Joëlle TuerlinckxAmicale Succursale: “Prolongation” around ‘Wor((l)d)(k) in progress?’with Orla Barry, Guillaume Bijl, Robert Devriendt, Laurent Dupont, Christoph Fink, Gabriel Kuri, Willem Oorebeek, Emmanuelle Quertain
The title above, as complex as it seems, tells the story of this show. As is the case with many of Joëlle Tuerlinckx’s titles, it is worth the effort needed to decipher it.
According to its definitions and common usage, the French word succursale is a spatial extension of a place, usually of an enterprise. In English, it means “a branch,” “subsidiary,” or “auxiliary” that is a division of the main structure. It is a separate entity merely in terms of space, while it is not legally or fiscally autonomous from its core. It is a geographical extension dependent on its base. Bearing the increasingly business-related meaning of succursale in mind, it is interesting to note the Latin origins of the word: succurrere, meaning “to (run to) help.”
This succursale is an annex to the artist’s never-to-be-accomplished wonderings around and on the work and the word in process and around and on the world in progress.
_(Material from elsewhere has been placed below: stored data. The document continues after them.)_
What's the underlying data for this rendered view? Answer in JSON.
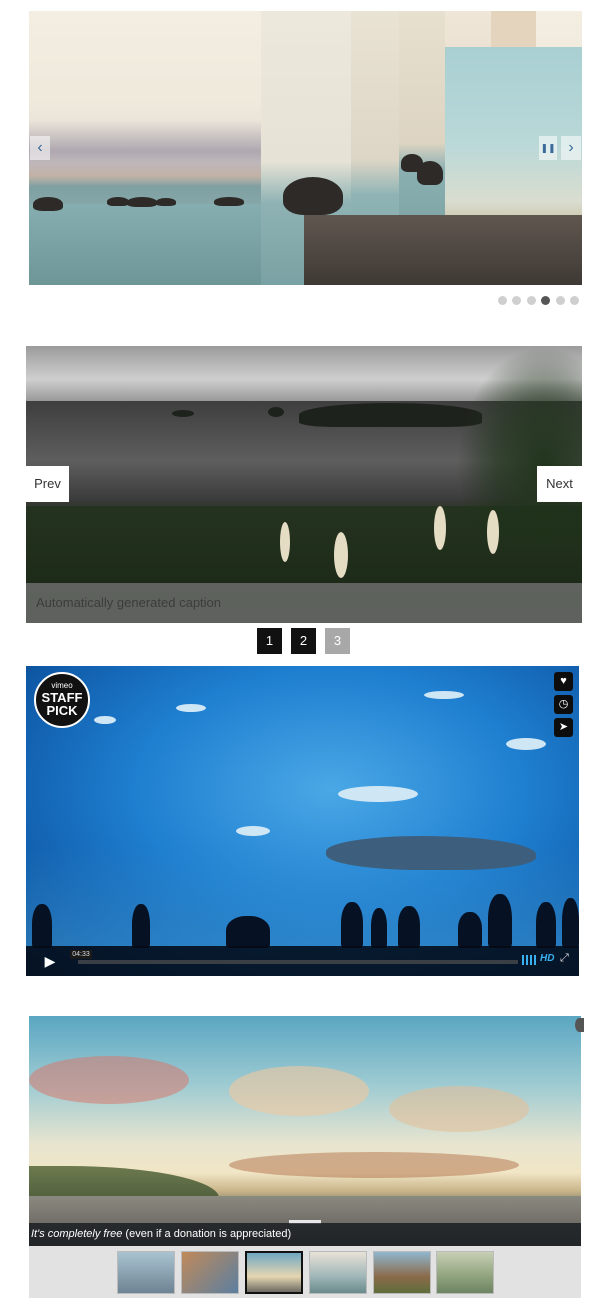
{
  "slider1": {
    "prev_arrow": "‹",
    "next_arrow": "›",
    "pause_icon": "❚❚",
    "dots_count": 6,
    "active_dot": 4
  },
  "slider2": {
    "prev_label": "Prev",
    "next_label": "Next",
    "caption": "Automatically generated caption",
    "pages": [
      "1",
      "2",
      "3"
    ]
  },
  "video": {
    "badge_top": "vimeo",
    "badge_line1": "STAFF",
    "badge_line2": "PICK",
    "time": "04:33",
    "hd_label": "HD",
    "play_icon": "play-icon",
    "like_icon": "heart-icon",
    "later_icon": "clock-icon",
    "share_icon": "send-icon"
  },
  "slider4": {
    "caption_italic": "It's completely free",
    "caption_rest": " (even if a donation is appreciated)",
    "thumbnail_count": 6,
    "active_thumbnail": 3
  }
}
It is a sort of extension to the large-scale exhibition that has just opened at Wiels in Brussels, titled Wor(ld)k in progress?
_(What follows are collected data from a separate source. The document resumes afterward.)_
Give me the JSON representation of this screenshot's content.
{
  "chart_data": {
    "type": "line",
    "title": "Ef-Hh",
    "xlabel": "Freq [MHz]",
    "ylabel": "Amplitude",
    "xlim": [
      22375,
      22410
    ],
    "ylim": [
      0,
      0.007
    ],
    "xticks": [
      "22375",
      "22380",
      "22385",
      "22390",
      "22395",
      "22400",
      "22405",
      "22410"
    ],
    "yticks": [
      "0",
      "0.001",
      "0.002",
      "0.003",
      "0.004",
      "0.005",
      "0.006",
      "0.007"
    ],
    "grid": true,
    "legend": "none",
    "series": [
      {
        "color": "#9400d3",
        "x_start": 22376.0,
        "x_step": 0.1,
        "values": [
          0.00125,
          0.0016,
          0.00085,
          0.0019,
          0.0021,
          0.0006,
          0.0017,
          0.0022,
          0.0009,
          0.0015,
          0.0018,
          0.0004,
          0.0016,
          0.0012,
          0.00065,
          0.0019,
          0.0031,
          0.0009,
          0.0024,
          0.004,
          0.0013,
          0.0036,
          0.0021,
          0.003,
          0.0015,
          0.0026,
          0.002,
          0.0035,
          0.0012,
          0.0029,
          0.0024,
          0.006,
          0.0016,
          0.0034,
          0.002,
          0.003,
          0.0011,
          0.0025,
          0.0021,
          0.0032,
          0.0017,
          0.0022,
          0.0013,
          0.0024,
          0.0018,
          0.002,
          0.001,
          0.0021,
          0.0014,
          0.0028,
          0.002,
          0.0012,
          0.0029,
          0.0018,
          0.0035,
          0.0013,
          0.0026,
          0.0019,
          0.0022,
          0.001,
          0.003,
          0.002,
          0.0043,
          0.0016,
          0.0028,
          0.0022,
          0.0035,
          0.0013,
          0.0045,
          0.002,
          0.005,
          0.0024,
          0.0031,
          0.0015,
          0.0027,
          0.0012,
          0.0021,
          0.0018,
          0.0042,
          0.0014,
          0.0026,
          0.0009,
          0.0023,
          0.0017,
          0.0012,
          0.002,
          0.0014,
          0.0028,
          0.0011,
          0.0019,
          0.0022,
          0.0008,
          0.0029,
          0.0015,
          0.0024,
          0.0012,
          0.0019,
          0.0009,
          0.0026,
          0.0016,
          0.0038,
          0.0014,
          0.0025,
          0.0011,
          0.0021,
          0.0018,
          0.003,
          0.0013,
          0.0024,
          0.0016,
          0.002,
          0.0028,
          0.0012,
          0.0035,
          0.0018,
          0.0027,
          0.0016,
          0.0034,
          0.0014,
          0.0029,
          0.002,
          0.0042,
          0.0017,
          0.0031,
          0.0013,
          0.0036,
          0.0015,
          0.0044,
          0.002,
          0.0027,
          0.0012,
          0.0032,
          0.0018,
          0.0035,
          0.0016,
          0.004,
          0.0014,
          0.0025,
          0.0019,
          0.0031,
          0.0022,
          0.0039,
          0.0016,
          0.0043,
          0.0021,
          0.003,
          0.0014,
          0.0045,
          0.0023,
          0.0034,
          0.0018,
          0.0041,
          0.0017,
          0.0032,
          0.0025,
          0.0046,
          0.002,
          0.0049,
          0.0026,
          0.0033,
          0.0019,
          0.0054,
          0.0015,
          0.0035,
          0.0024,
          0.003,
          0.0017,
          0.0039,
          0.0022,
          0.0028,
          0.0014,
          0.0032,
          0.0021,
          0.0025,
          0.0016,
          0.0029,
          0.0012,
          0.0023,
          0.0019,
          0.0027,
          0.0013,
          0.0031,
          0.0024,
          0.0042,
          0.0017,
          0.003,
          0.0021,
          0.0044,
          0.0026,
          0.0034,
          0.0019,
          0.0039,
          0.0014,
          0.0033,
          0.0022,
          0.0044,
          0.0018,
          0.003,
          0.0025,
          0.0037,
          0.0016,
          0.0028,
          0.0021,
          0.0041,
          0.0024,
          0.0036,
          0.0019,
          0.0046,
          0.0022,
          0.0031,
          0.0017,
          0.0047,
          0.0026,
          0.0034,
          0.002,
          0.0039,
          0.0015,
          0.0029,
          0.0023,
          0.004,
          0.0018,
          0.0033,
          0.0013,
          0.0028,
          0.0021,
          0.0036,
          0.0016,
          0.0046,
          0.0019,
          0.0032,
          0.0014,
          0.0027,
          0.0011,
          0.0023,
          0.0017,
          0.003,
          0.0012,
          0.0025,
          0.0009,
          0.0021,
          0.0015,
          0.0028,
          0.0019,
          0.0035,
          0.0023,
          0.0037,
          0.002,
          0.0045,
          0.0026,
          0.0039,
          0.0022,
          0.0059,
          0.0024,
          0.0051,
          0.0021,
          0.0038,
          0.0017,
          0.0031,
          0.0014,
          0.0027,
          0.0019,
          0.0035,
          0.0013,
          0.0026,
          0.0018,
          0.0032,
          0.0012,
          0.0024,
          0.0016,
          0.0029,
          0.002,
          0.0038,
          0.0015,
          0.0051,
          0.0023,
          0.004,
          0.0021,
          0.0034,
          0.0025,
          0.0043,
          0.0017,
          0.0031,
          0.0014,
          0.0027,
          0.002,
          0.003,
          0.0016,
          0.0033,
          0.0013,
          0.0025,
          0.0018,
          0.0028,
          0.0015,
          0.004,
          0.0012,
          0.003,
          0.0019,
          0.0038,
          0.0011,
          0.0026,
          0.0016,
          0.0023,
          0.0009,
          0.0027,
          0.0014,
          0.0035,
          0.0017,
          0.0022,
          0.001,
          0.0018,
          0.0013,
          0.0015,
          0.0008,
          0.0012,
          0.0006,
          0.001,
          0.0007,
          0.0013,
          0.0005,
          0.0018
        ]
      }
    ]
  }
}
While succursale refers to spatial extension, prolongation suggests a lengthening in time — a continuation and infinity.
The literal exposure of the notion of time and space — rather than a mere representation — is complemented by the introduction of another element of life: friendship. Joëlle Tuerlinckx, in a rather natural and spontaneous manner, has invited artist friends to join in the making of the succursale. The friendly extension of the core subject at stake involves collaborative pieces of various kinds, in which the nature(s) of collaboration become another possible subject of the show.
In this manner, Amicale Succursale: “Prolongation” (...) has the potential to become a cabinet of process, progress, influence, friendship, economy, dependency, work, history, time and other elements of Joëlle Tuerlinckx’s universe.